A student of the greats like Joni Mitchell and Bob Dylan, she reserves special affection for Leonard Cohen, whose oeuvre she discovered through Nina Simone’s version of “Suzanne.”
“It’s the way he tells stories and the way he is so surprising in the openness that he makes with his lyrics,” she says of Cohen. “Even seeing his songs age, and how they are still so true.”
But just as important an influence, for reasons musical and more, comes from Ethiopia, where Hadero was born soon before her parents, both doctors, immigrated to the United States, landing at first in Iowa.
There, and later in Brooklyn, and finally during her high school years in Florida, she grew up with exposure to Ethiopia mostly through her parents’ old cassettes. It was only at 21 that she made her first trip back. “It was a revolutionary experience,” she says. “Just me and my mom, and for the first time seeing this whole other side of her.”
Since then, Hadero has taken multiple trips, not just as an expat visiting home, but also as an activist trying to use the arts to build ties between Ethiopia and its diaspora, under the auspices of a group she started to that end, the Arba Minch Collective, and with her perspective enriched by a stint as a TED Global fellow in 2009.

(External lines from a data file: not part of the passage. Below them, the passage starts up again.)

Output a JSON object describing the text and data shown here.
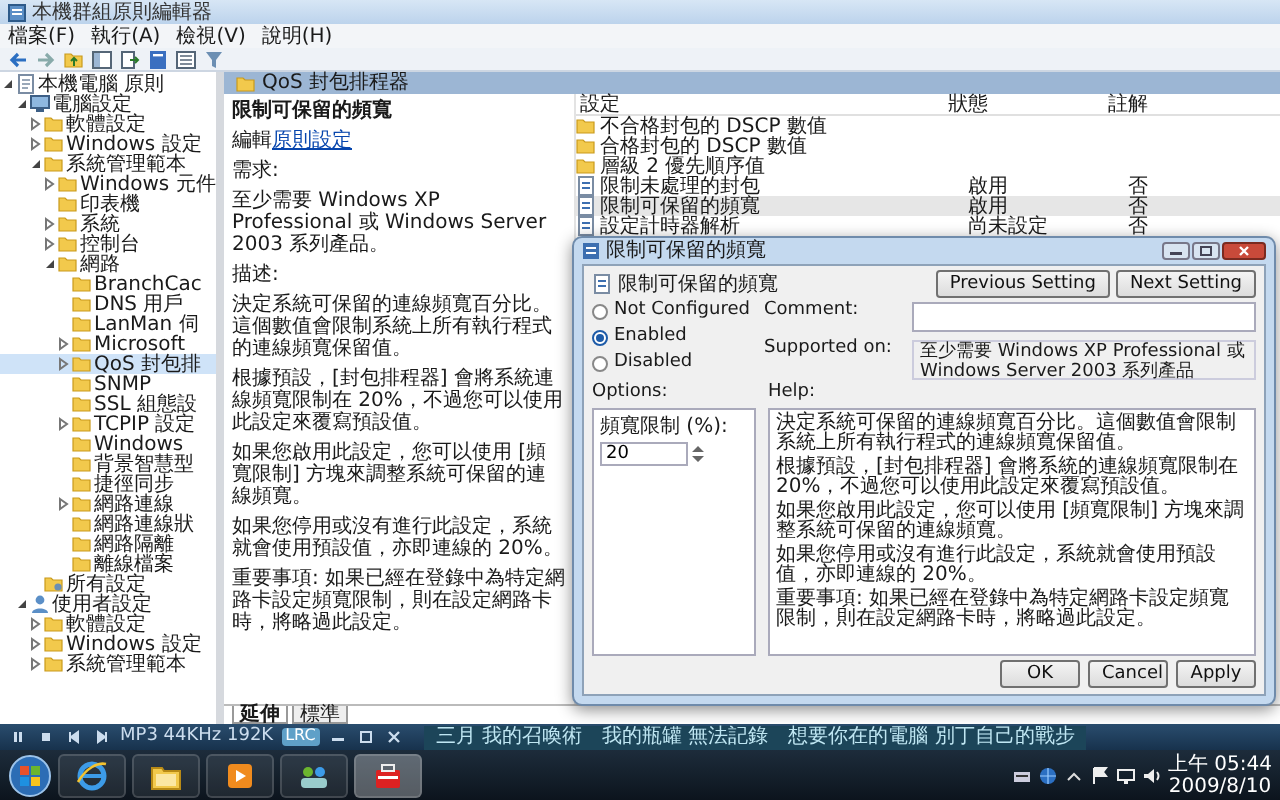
{
  "window": {
    "title": "本機群組原則編輯器"
  },
  "menu": [
    "檔案(F)",
    "執行(A)",
    "檢視(V)",
    "說明(H)"
  ],
  "tree": [
    {
      "label": "本機電腦 原則",
      "kind": "root",
      "expanded": true,
      "selected": false,
      "children": [
        {
          "label": "電腦設定",
          "kind": "computer",
          "expanded": true,
          "selected": false,
          "children": [
            {
              "label": "軟體設定",
              "kind": "folder",
              "expanded": false,
              "selected": false
            },
            {
              "label": "Windows 設定",
              "kind": "folder",
              "expanded": false,
              "selected": false
            },
            {
              "label": "系統管理範本",
              "kind": "folder",
              "expanded": true,
              "selected": false,
              "children": [
                {
                  "label": "Windows 元件",
                  "kind": "folder",
                  "expanded": false,
                  "selected": false
                },
                {
                  "label": "印表機",
                  "kind": "folder",
                  "selected": false
                },
                {
                  "label": "系統",
                  "kind": "folder",
                  "expanded": false,
                  "selected": false
                },
                {
                  "label": "控制台",
                  "kind": "folder",
                  "expanded": false,
                  "selected": false
                },
                {
                  "label": "網路",
                  "kind": "folder",
                  "expanded": true,
                  "selected": false,
                  "children": [
                    {
                      "label": "BranchCac",
                      "kind": "folder",
                      "selected": false
                    },
                    {
                      "label": "DNS 用戶",
                      "kind": "folder",
                      "selected": false
                    },
                    {
                      "label": "LanMan 伺",
                      "kind": "folder",
                      "selected": false
                    },
                    {
                      "label": "Microsoft",
                      "kind": "folder",
                      "expanded": false,
                      "selected": false
                    },
                    {
                      "label": "QoS 封包排",
                      "kind": "folder",
                      "expanded": false,
                      "selected": true
                    },
                    {
                      "label": "SNMP",
                      "kind": "folder",
                      "selected": false
                    },
                    {
                      "label": "SSL 組態設",
                      "kind": "folder",
                      "selected": false
                    },
                    {
                      "label": "TCPIP 設定",
                      "kind": "folder",
                      "expanded": false,
                      "selected": false
                    },
                    {
                      "label": "Windows",
                      "kind": "folder",
                      "selected": false
                    },
                    {
                      "label": "背景智慧型",
                      "kind": "folder",
                      "selected": false
                    },
                    {
                      "label": "捷徑同步",
                      "kind": "folder",
                      "selected": false
                    },
                    {
                      "label": "網路連線",
                      "kind": "folder",
                      "expanded": false,
                      "selected": false
                    },
                    {
                      "label": "網路連線狀",
                      "kind": "folder",
                      "selected": false
                    },
                    {
                      "label": "網路隔離",
                      "kind": "folder",
                      "selected": false
                    },
                    {
                      "label": "離線檔案",
                      "kind": "folder",
                      "selected": false
                    }
                  ]
                }
              ]
            },
            {
              "label": "所有設定",
              "kind": "settings",
              "selected": false
            }
          ]
        },
        {
          "label": "使用者設定",
          "kind": "user",
          "expanded": true,
          "selected": false,
          "children": [
            {
              "label": "軟體設定",
              "kind": "folder",
              "expanded": false,
              "selected": false
            },
            {
              "label": "Windows 設定",
              "kind": "folder",
              "expanded": false,
              "selected": false
            },
            {
              "label": "系統管理範本",
              "kind": "folder",
              "expanded": false,
              "selected": false
            }
          ]
        }
      ]
    }
  ],
  "header": {
    "title": "QoS 封包排程器"
  },
  "description": {
    "title": "限制可保留的頻寬",
    "edit_prefix": "編輯",
    "edit_link": "原則設定",
    "requirements_label": "需求:",
    "requirements": "至少需要 Windows XP Professional 或 Windows Server 2003 系列產品。",
    "description_label": "描述:",
    "paragraphs": [
      "決定系統可保留的連線頻寬百分比。這個數值會限制系統上所有執行程式的連線頻寬保留值。",
      "根據預設，[封包排程器] 會將系統連線頻寬限制在 20%，不過您可以使用此設定來覆寫預設值。",
      "如果您啟用此設定，您可以使用 [頻寬限制] 方塊來調整系統可保留的連線頻寬。",
      "如果您停用或沒有進行此設定，系統就會使用預設值，亦即連線的 20%。",
      "重要事項: 如果已經在登錄中為特定網路卡設定頻寬限制，則在設定網路卡時，將略過此設定。"
    ]
  },
  "list": {
    "columns": [
      "設定",
      "狀態",
      "註解"
    ],
    "rows": [
      {
        "kind": "folder",
        "name": "不合格封包的 DSCP 數值",
        "selected": false
      },
      {
        "kind": "folder",
        "name": "合格封包的 DSCP 數值",
        "selected": false
      },
      {
        "kind": "folder",
        "name": "層級 2 優先順序值",
        "selected": false
      },
      {
        "kind": "policy",
        "name": "限制未處理的封包",
        "state": "啟用",
        "comment": "否",
        "selected": false
      },
      {
        "kind": "policy",
        "name": "限制可保留的頻寬",
        "state": "啟用",
        "comment": "否",
        "selected": true
      },
      {
        "kind": "policy",
        "name": "設定計時器解析",
        "state": "尚未設定",
        "comment": "否",
        "selected": false
      }
    ]
  },
  "dialog": {
    "title": "限制可保留的頻寬",
    "heading": "限制可保留的頻寬",
    "nav_buttons": [
      "Previous Setting",
      "Next Setting"
    ],
    "radios": [
      {
        "label": "Not Configured",
        "selected": false
      },
      {
        "label": "Enabled",
        "selected": true
      },
      {
        "label": "Disabled",
        "selected": false
      }
    ],
    "comment_label": "Comment:",
    "supported_label": "Supported on:",
    "supported_text": "至少需要 Windows XP Professional 或 Windows Server 2003 系列產品",
    "options_label": "Options:",
    "help_label": "Help:",
    "option": {
      "label": "頻寬限制 (%):",
      "value": "20"
    },
    "help": [
      "決定系統可保留的連線頻寬百分比。這個數值會限制系統上所有執行程式的連線頻寬保留值。",
      "根據預設，[封包排程器] 會將系統的連線頻寬限制在 20%，不過您可以使用此設定來覆寫預設值。",
      "如果您啟用此設定，您可以使用 [頻寬限制] 方塊來調整系統可保留的連線頻寬。",
      "如果您停用或沒有進行此設定，系統就會使用預設值，亦即連線的 20%。",
      "重要事項: 如果已經在登錄中為特定網路卡設定頻寬限制，則在設定網路卡時，將略過此設定。"
    ],
    "buttons": [
      "OK",
      "Cancel",
      "Apply"
    ]
  },
  "view_tabs": [
    {
      "label": "延伸",
      "selected": true
    },
    {
      "label": "標準",
      "selected": false
    }
  ],
  "media_bar": {
    "info": "MP3 44KHz 192K",
    "lrc": "LRC",
    "lyrics": "三月 我的召喚術　我的瓶罐 無法記錄　想要你在的電腦 別丁自己的戰步"
  },
  "clock": {
    "time": "上午 05:44",
    "date": "2009/8/10"
  }
}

Two months ago, Hadero visited Ethiopia again and performed there for the first time. There, in the front row of her first Addis Ababa performance, she found Mulatu Astatke, the iconic bandleader of the 1970s who has been prominently featured on the acclaimed Ethiopiques re-release series.
Hadero was playing her English-language repertoire with her touring band of American jazz musicians. She says she sometimes feels pressure from fellow Ethiopians to play traditional, ethnic-identified music. But not from Astatke, with whom she and the band went on to spend several afternoons talking about music over strong coffee.
“He was so kind, sweet, and supportive,” she says. “He told me, `You just keep innovating.’ “
Armed with that blessing, Hadero is forging ahead with her vision – one in which being a San Francisco singer-songwriter and a representative of Ethiopian arts are in no way incompatible, but rather an expression of diasporic identities today.
That might seem odd in the “world music” segment of the industry, but to East Africans of her generation whom she meets on the road, Hadero says, the overlap is completely natural, and their reaction is gratifying.
“They come up to me and say, `We feel you are representing us in a different way, and we’re proud of you,’ ” she says. “It’s family. And it makes touring feel like a constant reunion.”